Die Staatsanwaltschaft warf ihnen in dem Prozess vor dem Amtsgericht Frankfurt am Main fahrlässige Tötung vor. Die Beamten im Alter zwischen 31 und 40 Jahren sollen der Anklage zufolge Aamir Ageeb in einem Flugzeug so heftig nach unten gedrückt haben, dass er erstickte. Zum Auftakt des Prozesses haben die drei angeklagten BGS-Beamten am Montag die Aussage verweigert.

Menschenrechtsorganisationen protestierten zu Beginn des Prozesses gegen die Abschiebepraxis in Deutschland. Der 30-jährige Ageeb leistete der Anklage zufolge bei seiner Abschiebung am 28. Mai 1999 heftigen Widerstand und wurde deshalb an Händen und Füßen gefesselt; auch ein Helm wurde ihm aufgesetzt. Im Flugzeug drückten ihn die Beschuldigten demnach kräftig nach unten.

Ageeb habe versucht, sich aufzurichten, sei aber unten gehalten worden, sagte Staatsanwalt Justus Koch. Dann habe der Widerstand Ageebs "abrupt" nachgelassen. Ein Arzt, der sich unter den Passagieren im Flugzeug befand, wurde herbeigerufen und versuchte vergeblich, ihn mit einer Herzmassage wiederzubeleben. Koch warf den Angeklagten vor, sie hätten erkennen müssen, dass durch ihr Vorgehen der Tod habe eintreten können.
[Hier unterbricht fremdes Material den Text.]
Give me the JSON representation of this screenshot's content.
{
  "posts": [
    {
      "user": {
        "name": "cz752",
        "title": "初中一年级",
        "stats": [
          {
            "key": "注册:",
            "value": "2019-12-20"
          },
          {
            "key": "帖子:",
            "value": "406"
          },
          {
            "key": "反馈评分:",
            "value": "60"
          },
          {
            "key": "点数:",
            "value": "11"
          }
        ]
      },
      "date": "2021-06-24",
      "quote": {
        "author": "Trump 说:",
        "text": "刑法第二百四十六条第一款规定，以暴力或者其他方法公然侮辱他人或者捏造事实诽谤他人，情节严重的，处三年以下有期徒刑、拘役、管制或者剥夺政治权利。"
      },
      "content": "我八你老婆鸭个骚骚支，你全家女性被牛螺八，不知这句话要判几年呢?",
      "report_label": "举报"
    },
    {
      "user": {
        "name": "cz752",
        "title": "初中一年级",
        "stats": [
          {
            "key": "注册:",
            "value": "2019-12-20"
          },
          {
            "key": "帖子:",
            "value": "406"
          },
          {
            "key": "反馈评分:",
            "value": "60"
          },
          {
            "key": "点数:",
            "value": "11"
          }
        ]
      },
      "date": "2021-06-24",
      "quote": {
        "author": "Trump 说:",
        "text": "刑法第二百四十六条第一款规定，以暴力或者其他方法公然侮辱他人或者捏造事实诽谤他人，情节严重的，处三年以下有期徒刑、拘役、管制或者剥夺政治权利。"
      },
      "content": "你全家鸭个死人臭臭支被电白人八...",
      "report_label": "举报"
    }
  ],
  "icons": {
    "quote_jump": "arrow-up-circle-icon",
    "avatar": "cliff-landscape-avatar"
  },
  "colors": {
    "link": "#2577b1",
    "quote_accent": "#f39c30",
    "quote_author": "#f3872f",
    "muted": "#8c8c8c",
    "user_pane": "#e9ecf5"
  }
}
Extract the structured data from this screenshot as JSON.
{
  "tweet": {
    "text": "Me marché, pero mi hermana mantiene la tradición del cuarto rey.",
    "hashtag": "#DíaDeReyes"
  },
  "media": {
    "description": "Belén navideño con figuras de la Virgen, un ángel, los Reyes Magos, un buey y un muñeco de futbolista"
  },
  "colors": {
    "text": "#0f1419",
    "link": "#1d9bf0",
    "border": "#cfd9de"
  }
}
Vor Beginn des Verfahrens protestierten am Montag Menschenrechtsorganisationen vor dem Gerichtsgebäude gegen den Einsatz von Gewalt bei Abschiebungen. Pro-Asyl-Sprecher Bernd Mesovic sagte, er erhoffe sich von dem Verfahren auch eine Aufklärung der gesamten Vorgänge bei der Abschiebung.

In dem Prozess sollen nach Vorstellung von Pro Asyl und anderer Organisationen unter anderem auch die Ausbildung der Beamten und die damaligen gesetzlichen Vorschriften zur Sprache kommen. Mesovic verwies darauf, dass nach dem Tod Ageebs zum ersten Mal eine "umfassende, klare Dienstanweisung" für Abschiebungen erlassen worden sei. Darin heiße es, es dürfe keine Abschiebung "um jeden Preis" geben. Pro Asyl forderte zudem die Schaffung unabhängiger Überwachungsgremien, um den Einsatz exzessiver Gewalt wirksam zu verhindern.

Kritisiert wurde auch der späte Beginn des Prozesses um den Tod des Sudanesen. Dies sei "äußerst bedenklich", sagte Rechtsanwalt Dieter Kornblum, der die Familie Ageebs als Nebenkläger vor Gericht vertritt. Das Verfahren hätte schon zwei oder drei Jahren nach dem Vorfall beginnen können, zeigte sich der Anwalt überzeugt.

Am ersten Tag des Verfahrens wurden weitere BGS-Beamte als Zeugen befragt, die an der Abschiebung Ageebs beteiligt waren. Einer von ihnen räumte ein, dass viele Beamte bei Abschiebungen im Flugzeug Flüchtlinge nach unten gedrückt hätten. Es habe sie niemand darauf hingewiesen, dass dies lebensgefährlich sein könne. Der Prozess ist zunächst bis Ende Februar terminiert.